Topic URLhttps://www.businessownersideacafe.com/forums/dcboard.php?az=show_topic&forum=103&topic_id=1714
1714, Best way to partner with someone who currently owns 100% of his corp?
Posted by AmAruX, Fri Sep-28-07 07:23 AM
Hello world, sorry for the lengthy post, but thanks in advance for your consideration! Back in early 2001 I decided to become a freelance technical consultant. I hooked up with a gentleman who started out on his own in 1989 and, as of the time I started working with him, he was incorporated with four employees. Today, we have a larger office with about 10 employees and 3 consultants, and are looking at a second space and hiring at least 3 more staff in the next six months.

After working together for about six months, he asked me if I would partner with him to expand the company. I liked the idea, but suggested we wait for a year to make sure we still agreed about partnering. Well, about four years passed and we still never finalized anything on paper, although we did agree verbally to some basic ideas. In 2005, I formally joined the company as an employee with title of Vice-President, but with the understanding that I was his "partner" in the company.

He is currently the sole owner of all company stock. To complicate matters, his wife is our finance person, and recently assumed a title of VP of Finance.

Very soon, we need to formalize the details of our "partnership" taking into account some of those variables I mentioned above. Some of the scenarios we already discussed are:

1. I buy shares from him. Pro: This would be fairly straightforward and would correspond to my "ownership" % Con: Out of pocket expense for me; how do we value the stock?; the Corp pays taxes on the stock sale.

2. He issues/gives shares to me.

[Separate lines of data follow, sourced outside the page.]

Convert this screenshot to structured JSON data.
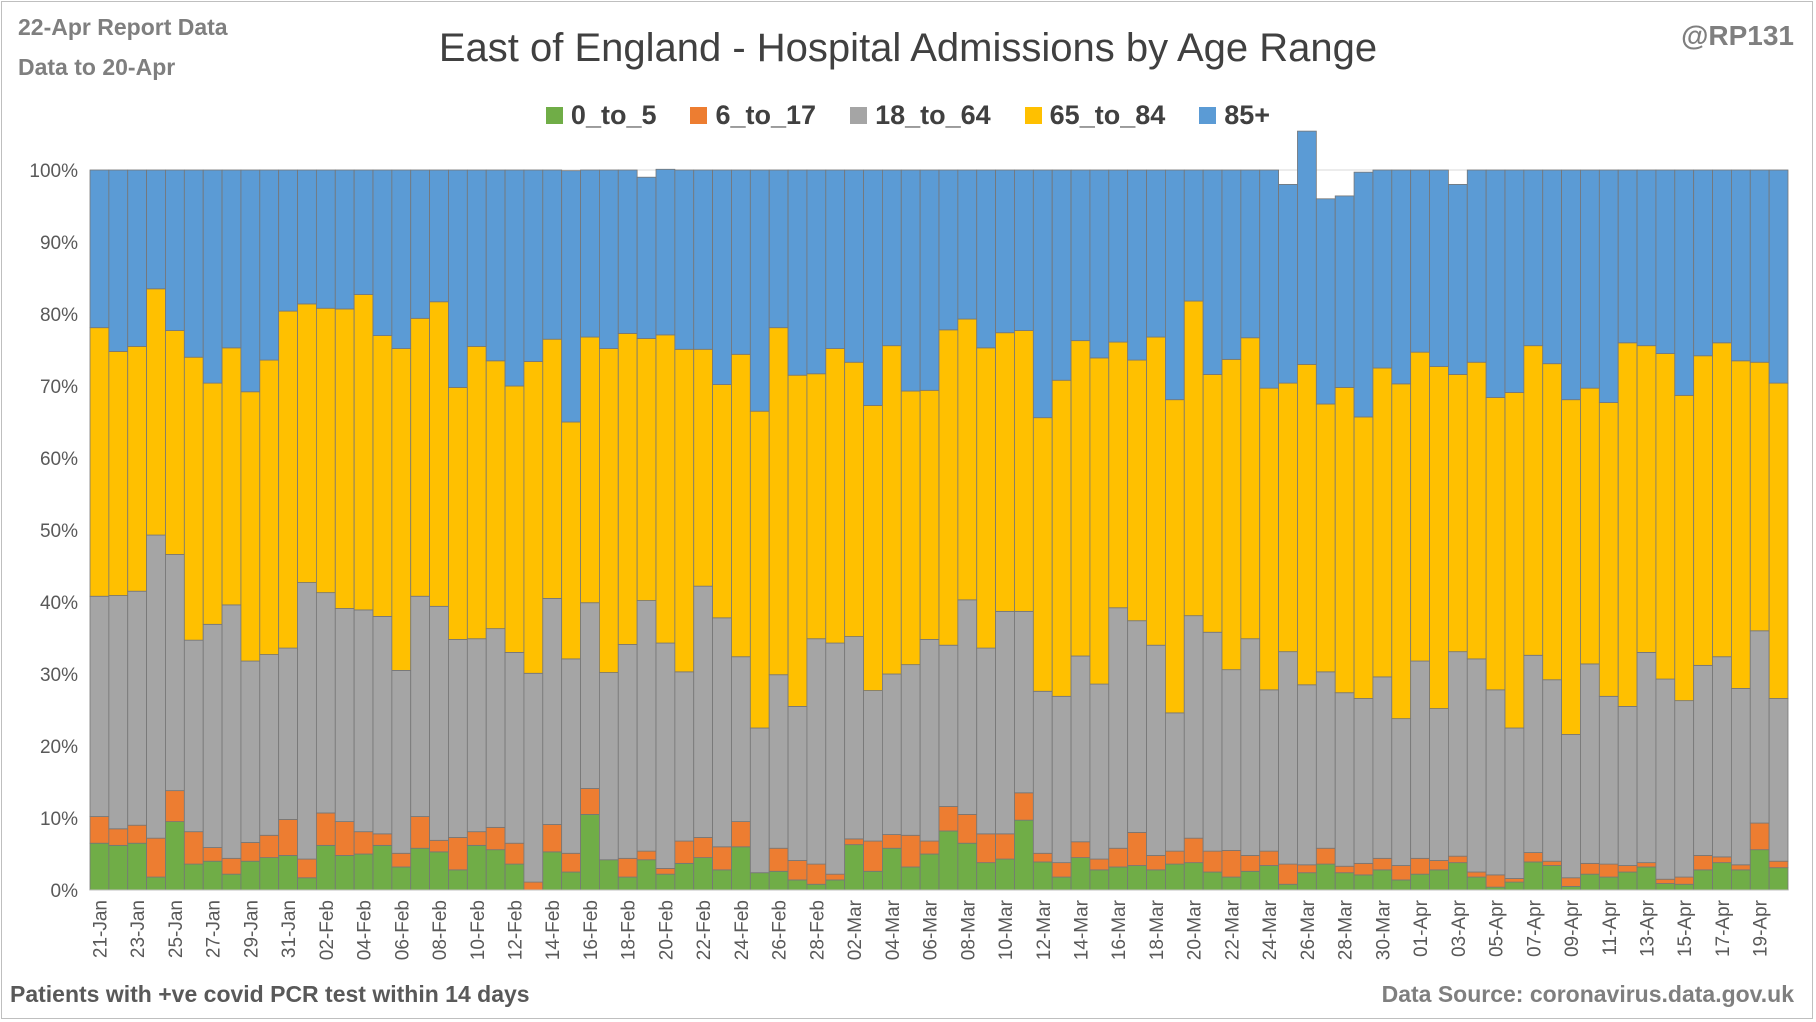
{
  "header": {
    "note_line1": "22-Apr Report Data",
    "note_line2": "Data to 20-Apr",
    "handle": "@RP131"
  },
  "footer": {
    "left": "Patients with  +ve covid PCR test within 14 days",
    "right": "Data Source: coronavirus.data.gov.uk"
  },
  "chart_data": {
    "type": "bar",
    "stacked": true,
    "normalized": true,
    "title": "East of England - Hospital Admissions by Age Range",
    "xlabel": "",
    "ylabel": "",
    "ylim": [
      0,
      100
    ],
    "yticks": [
      "0%",
      "10%",
      "20%",
      "30%",
      "40%",
      "50%",
      "60%",
      "70%",
      "80%",
      "90%",
      "100%"
    ],
    "grid": "horizontal",
    "legend_position": "top",
    "x_tick_labels": [
      "21-Jan",
      "23-Jan",
      "25-Jan",
      "27-Jan",
      "29-Jan",
      "31-Jan",
      "02-Feb",
      "04-Feb",
      "06-Feb",
      "08-Feb",
      "10-Feb",
      "12-Feb",
      "14-Feb",
      "16-Feb",
      "18-Feb",
      "20-Feb",
      "22-Feb",
      "24-Feb",
      "26-Feb",
      "28-Feb",
      "02-Mar",
      "04-Mar",
      "06-Mar",
      "08-Mar",
      "10-Mar",
      "12-Mar",
      "14-Mar",
      "16-Mar",
      "18-Mar",
      "20-Mar",
      "22-Mar",
      "24-Mar",
      "26-Mar",
      "28-Mar",
      "30-Mar",
      "01-Apr",
      "03-Apr",
      "05-Apr",
      "07-Apr",
      "09-Apr",
      "11-Apr",
      "13-Apr",
      "15-Apr",
      "17-Apr",
      "19-Apr"
    ],
    "categories": [
      "21-Jan",
      "22-Jan",
      "23-Jan",
      "24-Jan",
      "25-Jan",
      "26-Jan",
      "27-Jan",
      "28-Jan",
      "29-Jan",
      "30-Jan",
      "31-Jan",
      "01-Feb",
      "02-Feb",
      "03-Feb",
      "04-Feb",
      "05-Feb",
      "06-Feb",
      "07-Feb",
      "08-Feb",
      "09-Feb",
      "10-Feb",
      "11-Feb",
      "12-Feb",
      "13-Feb",
      "14-Feb",
      "15-Feb",
      "16-Feb",
      "17-Feb",
      "18-Feb",
      "19-Feb",
      "20-Feb",
      "21-Feb",
      "22-Feb",
      "23-Feb",
      "24-Feb",
      "25-Feb",
      "26-Feb",
      "27-Feb",
      "28-Feb",
      "01-Mar",
      "02-Mar",
      "03-Mar",
      "04-Mar",
      "05-Mar",
      "06-Mar",
      "07-Mar",
      "08-Mar",
      "09-Mar",
      "10-Mar",
      "11-Mar",
      "12-Mar",
      "13-Mar",
      "14-Mar",
      "15-Mar",
      "16-Mar",
      "17-Mar",
      "18-Mar",
      "19-Mar",
      "20-Mar",
      "21-Mar",
      "22-Mar",
      "23-Mar",
      "24-Mar",
      "25-Mar",
      "26-Mar",
      "27-Mar",
      "28-Mar",
      "29-Mar",
      "30-Mar",
      "31-Mar",
      "01-Apr",
      "02-Apr",
      "03-Apr",
      "04-Apr",
      "05-Apr",
      "06-Apr",
      "07-Apr",
      "08-Apr",
      "09-Apr",
      "10-Apr",
      "11-Apr",
      "12-Apr",
      "13-Apr",
      "14-Apr",
      "15-Apr",
      "16-Apr",
      "17-Apr",
      "18-Apr",
      "19-Apr",
      "20-Apr"
    ],
    "series": [
      {
        "name": "0_to_5",
        "color": "#70ad47",
        "values": [
          6.5,
          6.2,
          6.5,
          1.8,
          9.5,
          3.6,
          4,
          2.2,
          4,
          4.5,
          4.8,
          1.7,
          6.2,
          4.8,
          5,
          6.2,
          3.2,
          5.8,
          5.3,
          2.8,
          6.2,
          5.6,
          3.6,
          0,
          5.3,
          2.5,
          10.5,
          4.2,
          1.8,
          4.2,
          2.2,
          3.7,
          4.5,
          2.8,
          6,
          2.4,
          2.6,
          1.4,
          0.8,
          1.4,
          6.3,
          2.6,
          5.8,
          3.2,
          5,
          8.2,
          6.5,
          3.8,
          4.3,
          9.7,
          3.9,
          1.8,
          4.5,
          2.8,
          3.2,
          3.4,
          2.8,
          3.6,
          3.8,
          2.5,
          1.8,
          2.6,
          3.4,
          0.8,
          2.4,
          3.6,
          2.4,
          2.1,
          2.8,
          1.4,
          2.2,
          2.8,
          3.8,
          1.8,
          0.4,
          1.1,
          3.9,
          3.4,
          0.5,
          2.2,
          1.8,
          2.5,
          3.2,
          0.9,
          0.8,
          2.8,
          3.8,
          2.8,
          5.6,
          3.1
        ]
      },
      {
        "name": "6_to_17",
        "color": "#ed7d31",
        "values": [
          3.7,
          2.3,
          2.5,
          5.4,
          4.3,
          4.5,
          1.9,
          2.2,
          2.6,
          3.1,
          5,
          2.6,
          4.5,
          4.7,
          3.1,
          1.6,
          1.9,
          4.4,
          1.6,
          4.5,
          1.9,
          3.1,
          2.9,
          1.1,
          3.8,
          2.6,
          3.6,
          0,
          2.6,
          1.2,
          0.8,
          3.1,
          2.8,
          3.2,
          3.5,
          0,
          3.2,
          2.7,
          2.8,
          0.8,
          0.8,
          4.2,
          1.9,
          4.4,
          1.8,
          3.4,
          4,
          4,
          3.5,
          3.8,
          1.2,
          2,
          2.2,
          1.5,
          2.6,
          4.6,
          2,
          1.8,
          3.4,
          2.9,
          3.7,
          2.2,
          2,
          2.8,
          1.1,
          2.2,
          0.9,
          1.6,
          1.6,
          2,
          2.2,
          1.3,
          0.9,
          0.7,
          1.7,
          0.5,
          1.3,
          0.6,
          1.2,
          1.5,
          1.8,
          0.9,
          0.6,
          0.6,
          1,
          2,
          0.8,
          0.7,
          3.7,
          0.9
        ]
      },
      {
        "name": "18_to_64",
        "color": "#a5a5a5",
        "values": [
          30.6,
          32.4,
          32.5,
          42.1,
          32.8,
          26.6,
          31,
          35.2,
          25.2,
          25.1,
          23.8,
          38.4,
          30.6,
          29.6,
          30.8,
          30.2,
          25.4,
          30.6,
          32.5,
          27.5,
          26.8,
          27.6,
          26.5,
          29,
          31.4,
          27,
          25.8,
          26,
          29.7,
          34.8,
          31.3,
          23.5,
          34.9,
          31.8,
          22.9,
          20.1,
          24.1,
          21.4,
          31.3,
          32.1,
          28.1,
          20.9,
          22.3,
          23.7,
          28,
          22.4,
          29.8,
          25.8,
          30.9,
          25.2,
          22.5,
          23.1,
          25.8,
          24.3,
          33.4,
          29.4,
          29.2,
          19.2,
          30.9,
          30.4,
          25.1,
          30.1,
          22.4,
          29.5,
          25,
          24.5,
          24.1,
          22.9,
          25.2,
          20.4,
          27.4,
          21.1,
          28.4,
          29.6,
          25.7,
          20.9,
          27.4,
          25.2,
          19.9,
          27.7,
          23.3,
          22.1,
          29.2,
          27.8,
          24.5,
          26.4,
          27.8,
          24.5,
          26.7,
          22.6
        ]
      },
      {
        "name": "65_to_84",
        "color": "#ffc000",
        "values": [
          37.3,
          33.9,
          34,
          34.2,
          31.1,
          39.3,
          33.5,
          35.7,
          37.4,
          40.9,
          46.8,
          38.7,
          39.5,
          41.6,
          43.8,
          39,
          44.7,
          38.6,
          42.3,
          35,
          40.6,
          37.2,
          37,
          43.3,
          36,
          32.9,
          36.9,
          45,
          43.2,
          36.4,
          42.8,
          44.8,
          32.9,
          32.4,
          42,
          44,
          48.2,
          46,
          36.8,
          40.9,
          38.1,
          39.6,
          45.6,
          38,
          34.6,
          43.8,
          39,
          41.7,
          38.7,
          39,
          38,
          43.9,
          43.8,
          45.3,
          36.9,
          36.2,
          42.8,
          43.5,
          43.7,
          35.8,
          43.1,
          41.8,
          41.9,
          37.3,
          44.5,
          37.2,
          42.4,
          39.1,
          42.9,
          46.5,
          42.9,
          47.5,
          38.5,
          41.2,
          40.6,
          46.6,
          43,
          43.9,
          46.5,
          38.3,
          40.8,
          50.5,
          42.6,
          45.2,
          42.4,
          43,
          43.6,
          45.5,
          37.3,
          43.8
        ]
      },
      {
        "name": "85+",
        "color": "#5b9bd5",
        "values": [
          21.9,
          25.2,
          24.5,
          16.5,
          22.3,
          26,
          29.6,
          24.7,
          30.8,
          26.4,
          19.6,
          18.6,
          19.2,
          19.3,
          17.3,
          23,
          24.8,
          20.6,
          18.3,
          30.2,
          24.5,
          26.5,
          30,
          26.6,
          23.5,
          34.9,
          23.2,
          24.8,
          22.7,
          22.4,
          23,
          24.9,
          24.9,
          29.8,
          25.6,
          33.5,
          21.9,
          28.5,
          28.3,
          24.8,
          26.7,
          32.7,
          24.4,
          30.7,
          30.6,
          22.2,
          20.7,
          24.7,
          22.6,
          22.3,
          34.4,
          29.2,
          23.7,
          26.1,
          23.9,
          26.4,
          23.2,
          31.9,
          18.2,
          28.4,
          26.3,
          23.3,
          30.3,
          27.6,
          32.4,
          28.5,
          26.6,
          34,
          27.5,
          29.7,
          25.3,
          27.3,
          26.4,
          26.7,
          31.6,
          30.9,
          24.4,
          26.9,
          31.9,
          30.3,
          32.3,
          24,
          24.4,
          25.5,
          31.3,
          25.8,
          24,
          26.5,
          26.7,
          29.6
        ]
      }
    ]
  }
}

Pro: No out of pocket expense on either side. Fairly straightforward. Con: Do I have to pay tax on the stock received? How do we agree on what percent of stock is transferred and in exchange for what (e.g. skill-set, management expertise, business development, etc.)?

3. An idea his tax planner gave us is that we could draw up a straight agreement where "only upon sale" of the company would I be entitled to x% of the selling price. Pro: No out of pocket expense except taxes on profit if we ever sell; roughly achieves the same goal as options 1 and 2; Con: I may have no formal stake in the company or listing as an officer; how does this work if he dies and remaining shares are inherited by his wife?

I'm wondering if anyone out there has been in a similar situation or has ideas about what methods (those above or others you know of) that might work best given the situation described above. I don't want to procrastinate any longer, and I'm concerned that, given his marriage to our Finance VP, along with some important new hires, that my role could become obscured as well as questions related to inheritance and succession planning. This is important since we both have young children, but he is 15 years older than me although his wife is about my age.